Assistant dean Jerry Shepperd, who had students lined up outside his office door for several days straight, says that while converting to Datatel wasn't "the end of the world ... it was busy, at times crazy. ...The brunt of the burden has been borne by faculty."

The conversion of student records and admissions onto Datatel software is the final step in a technology overhaul ACC began early last year to fully integrate the college under one record-keeping system. But the Datatel system was not well-designed for a college as large and diverse as ACC. The software will not, for example, process student payment plans, send or receive electronic transcripts, or allow two users to pull up a student's record simultaneously. Many students' GPAs were altered by the system because it failed to recognize courses students had taken at other universities and simply deleted them from the students' transcripts. The system was also ill-designed to handle add/drop requests through telephone registration, knocking students out of classes they tried to add during registration if they failed to add a class in the same phone call in which they dropped another.

ACC President Richard Fonte originally hoped to bring admissions record keeping into the Datatel system by spring of last year. But Vice President of Student Services Maggie Culp, who had been hired only a few months before to oversee the Student Services revamp, warned Fonte that trying to convert that quickly would cause "the biggest unmitigated disaster in the history of the college." Culp recommended converting in spring 2000, but the ACC administration, worried that overhauling the system in a base funding year would negatively affect enrollment, and that the old system was not Y2K compliant, ordered that the Datatel system be fired up for fall 1999 enrollment. However, ACC hired no additional staff to aid in the conversion.

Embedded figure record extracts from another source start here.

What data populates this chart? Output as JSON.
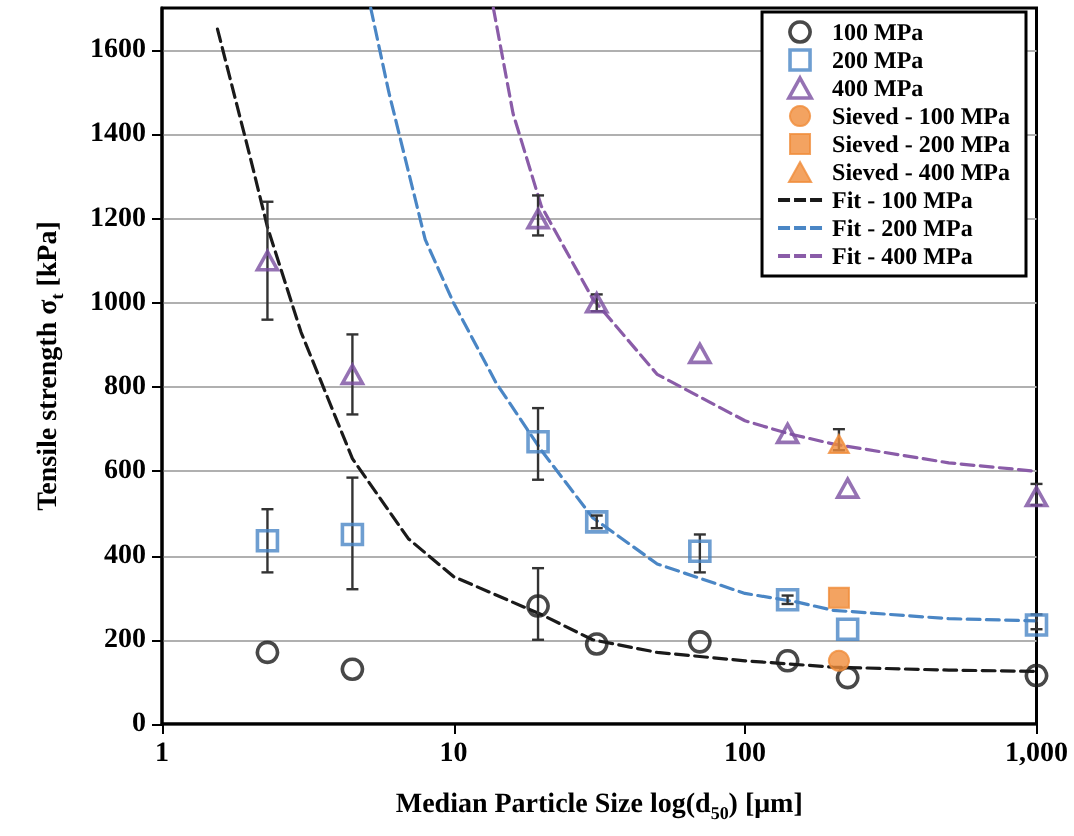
{
  "chart_data": {
    "type": "scatter",
    "xlabel": "Median Particle Size log(d$_{50}$) [μm]",
    "ylabel": "Tensile strength σ$_{t}$ [kPa]",
    "log": "x",
    "xlim": [
      1,
      1000
    ],
    "xticks": [
      1,
      10,
      100,
      {
        "value": 1000,
        "label": "1,000"
      }
    ],
    "ylim": [
      0,
      1700
    ],
    "yticks": [
      0,
      200,
      400,
      600,
      800,
      1000,
      1200,
      1400,
      1600
    ],
    "grid": "y",
    "legend": "top right",
    "series": [
      {
        "name": "100 MPa",
        "color": "#1a1a1a",
        "marker": "circle-open",
        "x": [
          2.3,
          4.5,
          19.5,
          31,
          70,
          140,
          225,
          1000
        ],
        "values": [
          170,
          130,
          280,
          190,
          195,
          150,
          110,
          115
        ],
        "errors": [
          null,
          null,
          [
            200,
            370
          ],
          null,
          null,
          null,
          null,
          null
        ]
      },
      {
        "name": "200 MPa",
        "color": "#4a86c5",
        "marker": "square-open",
        "x": [
          2.3,
          4.5,
          19.5,
          31,
          70,
          140,
          225,
          1000
        ],
        "values": [
          435,
          450,
          670,
          480,
          410,
          295,
          225,
          235
        ],
        "errors": [
          [
            360,
            510
          ],
          [
            320,
            585
          ],
          [
            580,
            750
          ],
          [
            465,
            495
          ],
          [
            360,
            450
          ],
          [
            285,
            305
          ],
          null,
          [
            225,
            260
          ]
        ]
      },
      {
        "name": "400 MPa",
        "color": "#7b4fa0",
        "marker": "triangle-open",
        "x": [
          2.3,
          4.5,
          19.5,
          31,
          70,
          140,
          225,
          1000
        ],
        "values": [
          1100,
          830,
          1200,
          1000,
          880,
          690,
          560,
          540
        ],
        "errors": [
          [
            960,
            1240
          ],
          [
            735,
            925
          ],
          [
            1160,
            1255
          ],
          [
            980,
            1020
          ],
          null,
          null,
          null,
          [
            520,
            570
          ]
        ]
      },
      {
        "name": "Sieved - 100 MPa",
        "color": "#f08c3a",
        "marker": "circle",
        "x": [
          210
        ],
        "values": [
          150
        ]
      },
      {
        "name": "Sieved - 200 MPa",
        "color": "#f08c3a",
        "marker": "square",
        "x": [
          210
        ],
        "values": [
          300
        ]
      },
      {
        "name": "Sieved - 400 MPa",
        "color": "#f08c3a",
        "marker": "triangle",
        "x": [
          210
        ],
        "values": [
          665
        ],
        "errors": [
          [
            650,
            700
          ]
        ]
      },
      {
        "name": "Fit - 100 MPa",
        "type": "line",
        "line_style": "dashed",
        "color": "#1a1a1a",
        "x": [
          1.55,
          2,
          2.3,
          3,
          4.5,
          7,
          10,
          20,
          30,
          50,
          100,
          200,
          500,
          1000
        ],
        "values": [
          1650,
          1350,
          1180,
          930,
          630,
          440,
          350,
          260,
          200,
          170,
          150,
          135,
          128,
          125
        ]
      },
      {
        "name": "Fit - 200 MPa",
        "type": "line",
        "line_style": "dashed",
        "color": "#4a86c5",
        "x": [
          5.2,
          6,
          8,
          10,
          14,
          20,
          30,
          50,
          100,
          150,
          200,
          500,
          1000
        ],
        "values": [
          1700,
          1500,
          1150,
          1000,
          810,
          650,
          490,
          380,
          310,
          290,
          270,
          250,
          245
        ]
      },
      {
        "name": "Fit - 400 MPa",
        "type": "line",
        "line_style": "dashed",
        "color": "#8a5ca8",
        "x": [
          13.7,
          16,
          20,
          30,
          50,
          100,
          140,
          200,
          500,
          1000
        ],
        "values": [
          1700,
          1450,
          1230,
          1010,
          830,
          720,
          690,
          665,
          620,
          600
        ]
      }
    ]
  }
}
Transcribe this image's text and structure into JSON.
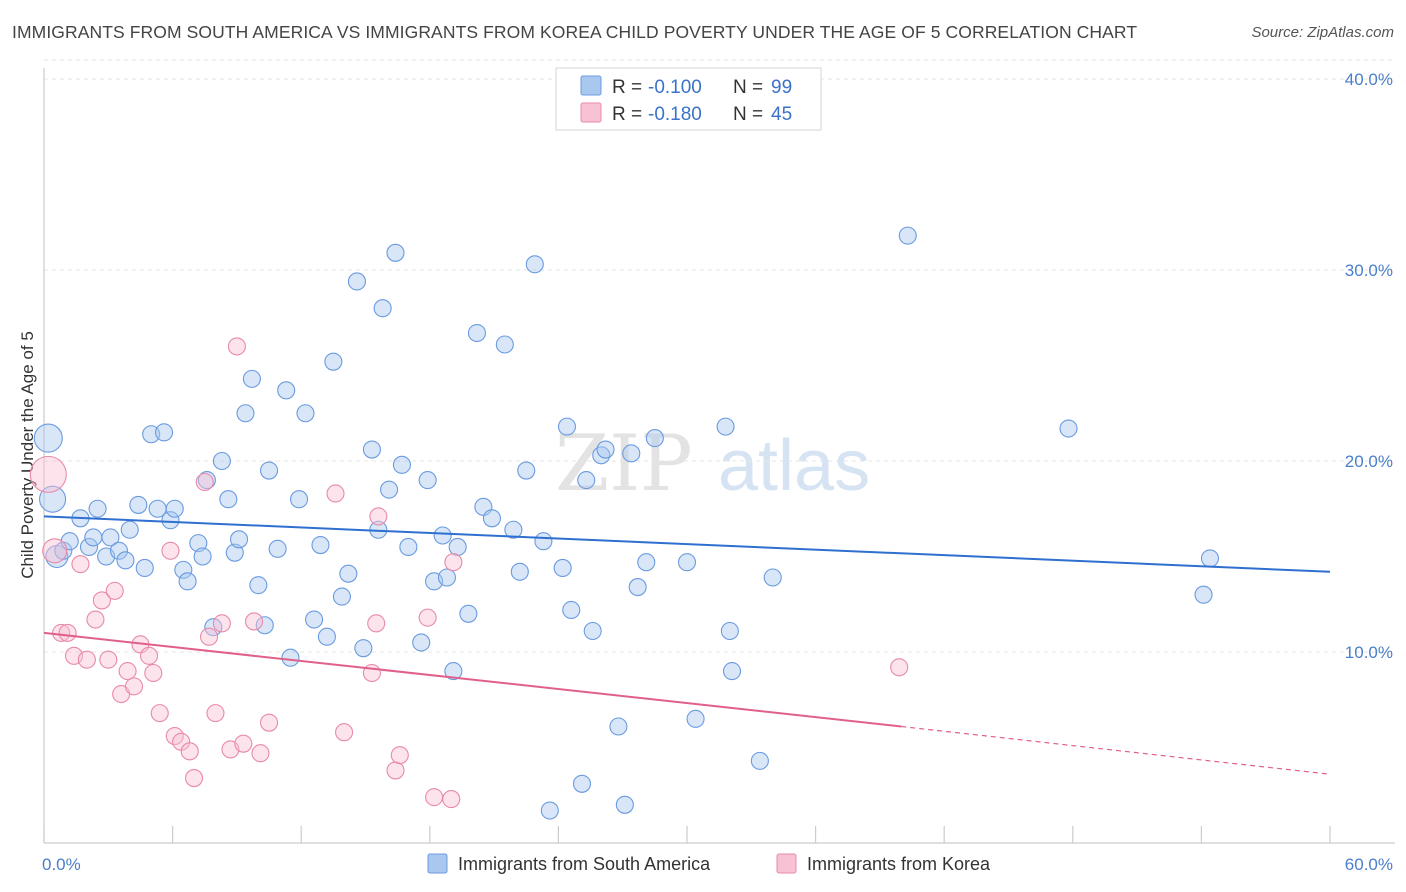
{
  "header": {
    "title": "IMMIGRANTS FROM SOUTH AMERICA VS IMMIGRANTS FROM KOREA CHILD POVERTY UNDER THE AGE OF 5 CORRELATION CHART",
    "source": "Source: ZipAtlas.com"
  },
  "watermark": {
    "part1": "ZIP",
    "part2": "atlas"
  },
  "stats": [
    {
      "r_label": "R =",
      "r_value": "-0.100",
      "n_label": "N =",
      "n_value": "99",
      "color": "#a9c8ef",
      "stroke": "#6a9be0"
    },
    {
      "r_label": "R =",
      "r_value": "-0.180",
      "n_label": "N =",
      "n_value": "45",
      "color": "#f8c2d4",
      "stroke": "#e88aa8"
    }
  ],
  "chart_data": {
    "type": "scatter",
    "ylabel": "Child Poverty Under the Age of 5",
    "xlim": [
      0,
      60
    ],
    "ylim": [
      0,
      42
    ],
    "x_tick_labels": [
      {
        "value": 0,
        "label": "0.0%"
      },
      {
        "value": 60,
        "label": "60.0%"
      }
    ],
    "y_tick_labels": [
      {
        "value": 10,
        "label": "10.0%"
      },
      {
        "value": 20,
        "label": "20.0%"
      },
      {
        "value": 30,
        "label": "30.0%"
      },
      {
        "value": 40,
        "label": "40.0%"
      }
    ],
    "grid": "horizontal dashed",
    "legend_position": "bottom-center",
    "series": [
      {
        "name": "Immigrants from South America",
        "color": "#a9c8ef",
        "stroke": "#6a9be0",
        "trend_color": "#2f6fcf",
        "trend": {
          "x0": 0,
          "y0": 17.1,
          "x1": 60,
          "y1": 14.2
        },
        "points": [
          [
            0.2,
            21.2
          ],
          [
            0.4,
            18.0
          ],
          [
            0.6,
            15.0
          ],
          [
            0.9,
            15.3
          ],
          [
            1.2,
            15.8
          ],
          [
            1.7,
            17.0
          ],
          [
            2.1,
            15.5
          ],
          [
            2.3,
            16.0
          ],
          [
            2.5,
            17.5
          ],
          [
            2.9,
            15.0
          ],
          [
            3.1,
            16.0
          ],
          [
            3.5,
            15.3
          ],
          [
            3.8,
            14.8
          ],
          [
            4.0,
            16.4
          ],
          [
            4.4,
            17.7
          ],
          [
            4.7,
            14.4
          ],
          [
            5.0,
            21.4
          ],
          [
            5.3,
            17.5
          ],
          [
            5.6,
            21.5
          ],
          [
            5.9,
            16.9
          ],
          [
            6.1,
            17.5
          ],
          [
            6.5,
            14.3
          ],
          [
            6.7,
            13.7
          ],
          [
            7.2,
            15.7
          ],
          [
            7.4,
            15.0
          ],
          [
            7.6,
            19.0
          ],
          [
            7.9,
            11.3
          ],
          [
            8.3,
            20.0
          ],
          [
            8.6,
            18.0
          ],
          [
            8.9,
            15.2
          ],
          [
            9.1,
            15.9
          ],
          [
            9.4,
            22.5
          ],
          [
            9.7,
            24.3
          ],
          [
            10.0,
            13.5
          ],
          [
            10.3,
            11.4
          ],
          [
            10.5,
            19.5
          ],
          [
            10.9,
            15.4
          ],
          [
            11.3,
            23.7
          ],
          [
            11.5,
            9.7
          ],
          [
            11.9,
            18.0
          ],
          [
            12.2,
            22.5
          ],
          [
            12.6,
            11.7
          ],
          [
            12.9,
            15.6
          ],
          [
            13.2,
            10.8
          ],
          [
            13.5,
            25.2
          ],
          [
            13.9,
            12.9
          ],
          [
            14.2,
            14.1
          ],
          [
            14.6,
            29.4
          ],
          [
            14.9,
            10.2
          ],
          [
            15.3,
            20.6
          ],
          [
            15.6,
            16.4
          ],
          [
            15.8,
            28.0
          ],
          [
            16.1,
            18.5
          ],
          [
            16.4,
            30.9
          ],
          [
            16.7,
            19.8
          ],
          [
            17.0,
            15.5
          ],
          [
            17.6,
            10.5
          ],
          [
            17.9,
            19.0
          ],
          [
            18.2,
            13.7
          ],
          [
            18.6,
            16.1
          ],
          [
            18.8,
            13.9
          ],
          [
            19.1,
            9.0
          ],
          [
            19.3,
            15.5
          ],
          [
            19.8,
            12.0
          ],
          [
            20.2,
            26.7
          ],
          [
            20.5,
            17.6
          ],
          [
            20.9,
            17.0
          ],
          [
            21.5,
            26.1
          ],
          [
            21.9,
            16.4
          ],
          [
            22.2,
            14.2
          ],
          [
            22.5,
            19.5
          ],
          [
            22.9,
            30.3
          ],
          [
            23.3,
            15.8
          ],
          [
            23.6,
            1.7
          ],
          [
            24.2,
            14.4
          ],
          [
            24.4,
            21.8
          ],
          [
            24.6,
            12.2
          ],
          [
            25.1,
            3.1
          ],
          [
            25.3,
            19.0
          ],
          [
            25.6,
            11.1
          ],
          [
            26.0,
            20.3
          ],
          [
            26.2,
            20.6
          ],
          [
            26.8,
            6.1
          ],
          [
            27.1,
            2.0
          ],
          [
            27.4,
            20.4
          ],
          [
            27.7,
            13.4
          ],
          [
            28.1,
            14.7
          ],
          [
            28.5,
            21.2
          ],
          [
            30.0,
            14.7
          ],
          [
            30.4,
            6.5
          ],
          [
            31.8,
            21.8
          ],
          [
            32.0,
            11.1
          ],
          [
            32.1,
            9.0
          ],
          [
            33.4,
            4.3
          ],
          [
            34.0,
            13.9
          ],
          [
            40.3,
            31.8
          ],
          [
            47.8,
            21.7
          ],
          [
            54.1,
            13.0
          ],
          [
            54.4,
            14.9
          ]
        ]
      },
      {
        "name": "Immigrants from Korea",
        "color": "#f8c2d4",
        "stroke": "#e88aa8",
        "trend_color": "#e0608a",
        "trend": {
          "x0": 0,
          "y0": 11.0,
          "x1": 40,
          "y1": 6.1
        },
        "trend_extension": {
          "x0": 40,
          "y0": 6.1,
          "x1": 60,
          "y1": 3.6
        },
        "points": [
          [
            0.2,
            19.3
          ],
          [
            0.5,
            15.3
          ],
          [
            0.8,
            11.0
          ],
          [
            1.1,
            11.0
          ],
          [
            1.4,
            9.8
          ],
          [
            1.7,
            14.6
          ],
          [
            2.0,
            9.6
          ],
          [
            2.4,
            11.7
          ],
          [
            2.7,
            12.7
          ],
          [
            3.0,
            9.6
          ],
          [
            3.3,
            13.2
          ],
          [
            3.6,
            7.8
          ],
          [
            3.9,
            9.0
          ],
          [
            4.2,
            8.2
          ],
          [
            4.5,
            10.4
          ],
          [
            4.9,
            9.8
          ],
          [
            5.1,
            8.9
          ],
          [
            5.4,
            6.8
          ],
          [
            5.9,
            15.3
          ],
          [
            6.1,
            5.6
          ],
          [
            6.4,
            5.3
          ],
          [
            6.8,
            4.8
          ],
          [
            7.0,
            3.4
          ],
          [
            7.5,
            18.9
          ],
          [
            7.7,
            10.8
          ],
          [
            8.0,
            6.8
          ],
          [
            8.3,
            11.5
          ],
          [
            8.7,
            4.9
          ],
          [
            9.0,
            26.0
          ],
          [
            9.3,
            5.2
          ],
          [
            9.8,
            11.6
          ],
          [
            10.1,
            4.7
          ],
          [
            10.5,
            6.3
          ],
          [
            13.6,
            18.3
          ],
          [
            14.0,
            5.8
          ],
          [
            15.6,
            17.1
          ],
          [
            15.5,
            11.5
          ],
          [
            15.3,
            8.9
          ],
          [
            16.4,
            3.8
          ],
          [
            16.6,
            4.6
          ],
          [
            17.9,
            11.8
          ],
          [
            18.2,
            2.4
          ],
          [
            19.0,
            2.3
          ],
          [
            19.1,
            14.7
          ],
          [
            39.9,
            9.2
          ]
        ]
      }
    ]
  }
}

Some faculty say that Fonte should have known better than to purchase a system poorly equipped for ACC's needs, and grumble that the technology upgrade represents little more than a résumé-booster for Fonte. But ACC administrators respond that the old system was "held together with baling wire" and that the Datatel integrated system was the best one available.

"This system is no better and no worse than any other. ... You've got to make it work for you. It won't work right out of the can for an institution of this size," says Culp. The college committed some errors of its own, admits Associate VP of Information Technology Bill Carter -- failing, for example, to print the new Datatel course numbers in the fall class schedules. Professors were unable to tell which sections of their courses students belonged in until new rosters were distributed to faculty.

All in all, say ACC officials, the present struggles will be worthwhile. The new system, they say, keeps ACC up to speed with other community colleges across Texas and offers better student service. It will allow faculty to enter grades by computer, offer transcripts and graduation checks online, and automatically check students' prerequisites before they enroll in advanced courses. What the system also does, of course, is give ACC much better information about its students, including where they transfer to and what courses they prefer.

ACC administrators say they've worked long and hard to de-bug the Datatel software and feel that the problems are under control. But Datatel has yet to respond to some deep-seated glitches, they say, prompting ACC to join with other community colleges in forming a Datatel users' group to force better client service from the company. Culp says she and her technology steering committee have compiled eight pages of items that ACC will demand Datatel fix over the coming year.